Biomark
Mar 6, 2018

All you need to know about bilirubin and its importance

Everything in life has a certain age limit – and so do the red blood cells in our bodies. Once these cells have reached the end of their life, they are broken down into various products including heme, which formed part of the haemoglobin in the red cell. Heme then becomes bilirubin, a yellow-orange compound that makes up bile in our liver. Bile aids in fat digestion and excretion of waste products. It is stored in the gallbladder and expelled into the small intestine through a connecting duct.

Bilirubin exists in different forms, either soluble or insoluble. When heme is turned into Bilirubin, it is transported in our system to the liver in an insoluble, unconjugated (indirect) form. Once in the liver, enzymes convert this indirect bilirubin into a more soluble, conjugated (direct) form. Diseases of the liver, gallbladder and connecting organs can disturb the normal levels of these two types of bilirubin in the blood.

Normal Total (conjugated + unconjugated) Bilirubin Level: 1.2 mg/dL.

Normal Conjugated Bilirubin Level: 0.3 mg/dL

Normal Unconjugated Bilirubin Level: 0.9 mg/dL

How do I know if I have raised bilirubin in my plasma?

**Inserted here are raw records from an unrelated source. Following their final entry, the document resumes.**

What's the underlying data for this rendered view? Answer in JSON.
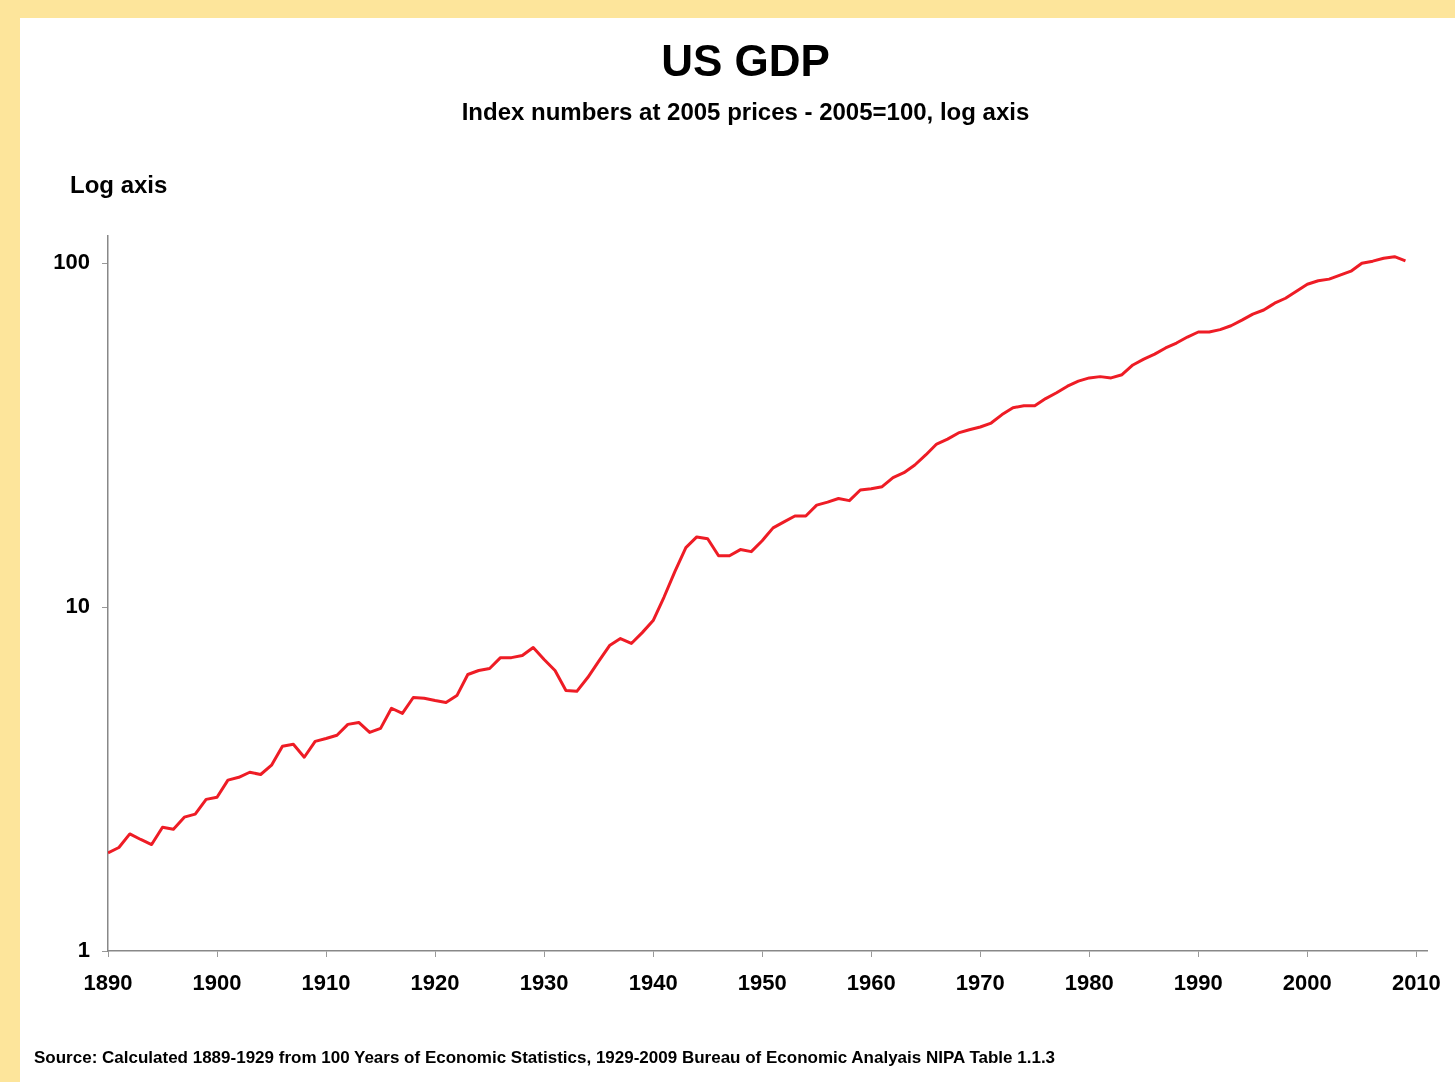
{
  "chart_data": {
    "type": "line",
    "title": "US GDP",
    "subtitle": "Index numbers at 2005 prices - 2005=100, log axis",
    "ylabel": "Log axis",
    "annotations": [
      "Source: Calculated  1889-1929 from 100 Years of Economic Statistics, 1929-2009 Bureau of Economic Analyais NIPA Table 1.1.3"
    ],
    "x": [
      1890,
      1891,
      1892,
      1893,
      1894,
      1895,
      1896,
      1897,
      1898,
      1899,
      1900,
      1901,
      1902,
      1903,
      1904,
      1905,
      1906,
      1907,
      1908,
      1909,
      1910,
      1911,
      1912,
      1913,
      1914,
      1915,
      1916,
      1917,
      1918,
      1919,
      1920,
      1921,
      1922,
      1923,
      1924,
      1925,
      1926,
      1927,
      1928,
      1929,
      1930,
      1931,
      1932,
      1933,
      1934,
      1935,
      1936,
      1937,
      1938,
      1939,
      1940,
      1941,
      1942,
      1943,
      1944,
      1945,
      1946,
      1947,
      1948,
      1949,
      1950,
      1951,
      1952,
      1953,
      1954,
      1955,
      1956,
      1957,
      1958,
      1959,
      1960,
      1961,
      1962,
      1963,
      1964,
      1965,
      1966,
      1967,
      1968,
      1969,
      1970,
      1971,
      1972,
      1973,
      1974,
      1975,
      1976,
      1977,
      1978,
      1979,
      1980,
      1981,
      1982,
      1983,
      1984,
      1985,
      1986,
      1987,
      1988,
      1989,
      1990,
      1991,
      1992,
      1993,
      1994,
      1995,
      1996,
      1997,
      1998,
      1999,
      2000,
      2001,
      2002,
      2003,
      2004,
      2005,
      2006,
      2007,
      2008,
      2009
    ],
    "series": [
      {
        "color": "#ee1c25",
        "values": [
          1.93,
          2.0,
          2.19,
          2.11,
          2.04,
          2.29,
          2.26,
          2.45,
          2.5,
          2.76,
          2.8,
          3.14,
          3.2,
          3.31,
          3.26,
          3.47,
          3.94,
          3.99,
          3.66,
          4.07,
          4.15,
          4.24,
          4.56,
          4.62,
          4.32,
          4.44,
          5.08,
          4.91,
          5.46,
          5.43,
          5.35,
          5.28,
          5.53,
          6.37,
          6.54,
          6.63,
          7.13,
          7.13,
          7.23,
          7.63,
          7.04,
          6.54,
          5.72,
          5.69,
          6.24,
          6.95,
          7.73,
          8.1,
          7.84,
          8.43,
          9.14,
          10.7,
          12.7,
          14.9,
          16.0,
          15.8,
          14.1,
          14.1,
          14.7,
          14.5,
          15.6,
          17.0,
          17.7,
          18.4,
          18.4,
          19.8,
          20.2,
          20.7,
          20.4,
          21.9,
          22.1,
          22.4,
          23.8,
          24.6,
          25.9,
          27.7,
          29.8,
          30.8,
          32.1,
          32.8,
          33.4,
          34.3,
          36.3,
          38.0,
          38.5,
          38.5,
          40.4,
          42.0,
          43.9,
          45.4,
          46.4,
          46.8,
          46.4,
          47.4,
          50.6,
          52.6,
          54.4,
          56.7,
          58.6,
          61.0,
          63.1,
          63.1,
          64.1,
          65.8,
          68.3,
          71.1,
          73.1,
          76.5,
          79.1,
          82.9,
          86.9,
          88.9,
          89.9,
          92.3,
          94.8,
          100,
          101.4,
          103.4,
          104.5,
          101.6
        ]
      }
    ],
    "xlim": [
      1890,
      2011
    ],
    "xticks": [
      1890,
      1900,
      1910,
      1920,
      1930,
      1940,
      1950,
      1960,
      1970,
      1980,
      1990,
      2000,
      2010
    ],
    "ylim": [
      1,
      120
    ],
    "yticks": [
      1,
      10,
      100
    ],
    "log": "y",
    "grid": false,
    "legend": false,
    "marker": "none",
    "line_style": "solid"
  }
}
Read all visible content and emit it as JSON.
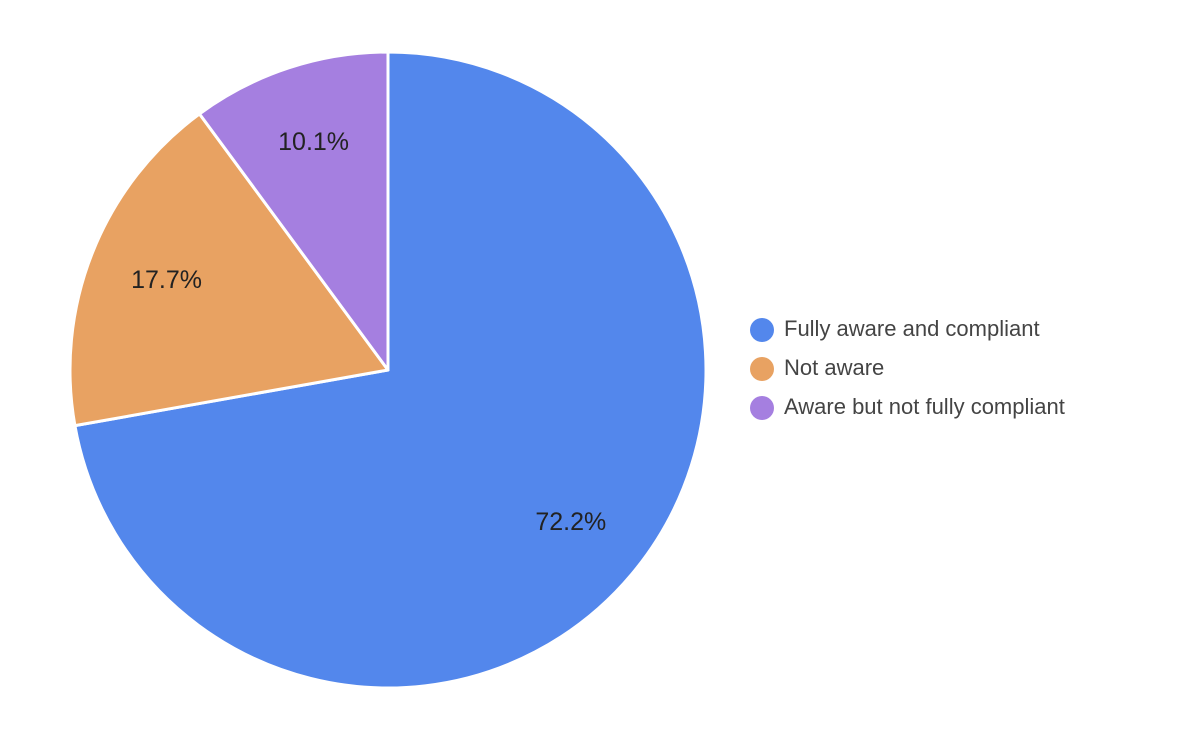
{
  "chart_data": {
    "type": "pie",
    "categories": [
      "Fully aware and compliant",
      "Not aware",
      "Aware but not fully compliant"
    ],
    "values": [
      72.2,
      17.7,
      10.1
    ],
    "value_labels": [
      "72.2%",
      "17.7%",
      "10.1%"
    ],
    "colors": [
      "#5387ec",
      "#e8a262",
      "#a57fe0"
    ],
    "legend": "right"
  }
}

Bilirubin tests make an integral part of liver function tests. The amount of bilirubin in a urine and blood test is analysed. Raised bilirubin levels in these tests indicate an underlying disease that is either restricting the excretion of bile, reducing the rate of conjugation of bilirubin, or increasing red blood cell breakdown (haemolysis).

Raised levels of bilirubin often produce classic signs that can easily be identified. Yellowing of the skin and the white of the eye (jaundice) is the most common symptom of abnormal bilirubin levels in the plasma. Other symptoms include dark colored urine and stool, nausea, vomiting, abdominal pain and fatigue.

Apart from the basic blood tests, liver and/or gallbladder pathology can also be recognised on a general physical examination, ultrasound, CT scan, MRI or a biopsy.

What causes abnormal bilirubin levels in the plasma?

The level of bilirubin in your plasma is closely associated with the condition of your liver. Liver pathologies such as hepatitis, cirrhosis, fatty liver and drug reactions can cause bilirubin levels to rise, in particular the level of unconjugated bilirubin (since the conjugating function of the liver may be impaired). Raised bilirubin levels are also observed in cases of hereditary disorders like Gilbert Syndrome or anaemia. One in 20 of us suffer from Gilberts and do not even know it!

In some instances, the level of conjugated bilirubin might also rise. This happens when there is an obstruction in the outflow of bile from the liver to the small intestine via the gall bladder. Usually a stone in the gallbladder or its ducts is a cause of raised conjugated bilirubin and hence, jaundice.

Lifestyle Modifications for Managing Bilirubin Levels

A balanced, healthy diet is key to maintaining proper bilirubin levels in the plasma. Including a diet rich in fruits, vegetables, red meat, whole grain and fish can promote liver health. Fibre is another important food group that helps improve the function of the liver and maintains appropriate bilirubin levels in the blood.

Natural food that is red in color, like tomatoes, are rich in antioxidants and a substance called lycopene that reduces bilirubin levels in the bile. Toxins are also removed by the nutrients contained in barley and radishes.

Along with adding healthy items to the palate, it is equally essential to remove those that can cause untoward consequences. Sugar, fast food, alcohol and sodas all affect the health of the liver and can cause it to become fatty. This can affect the production of bile and the conjugation of bilirubin in the liver cells.

While a healthy diet can help prevent the incidence of jaundice, it does not treat it once the condition has set in. In such cases, you will need professional guidance to help you treat the underlying condition causing raised bilirubin levels in the plasma.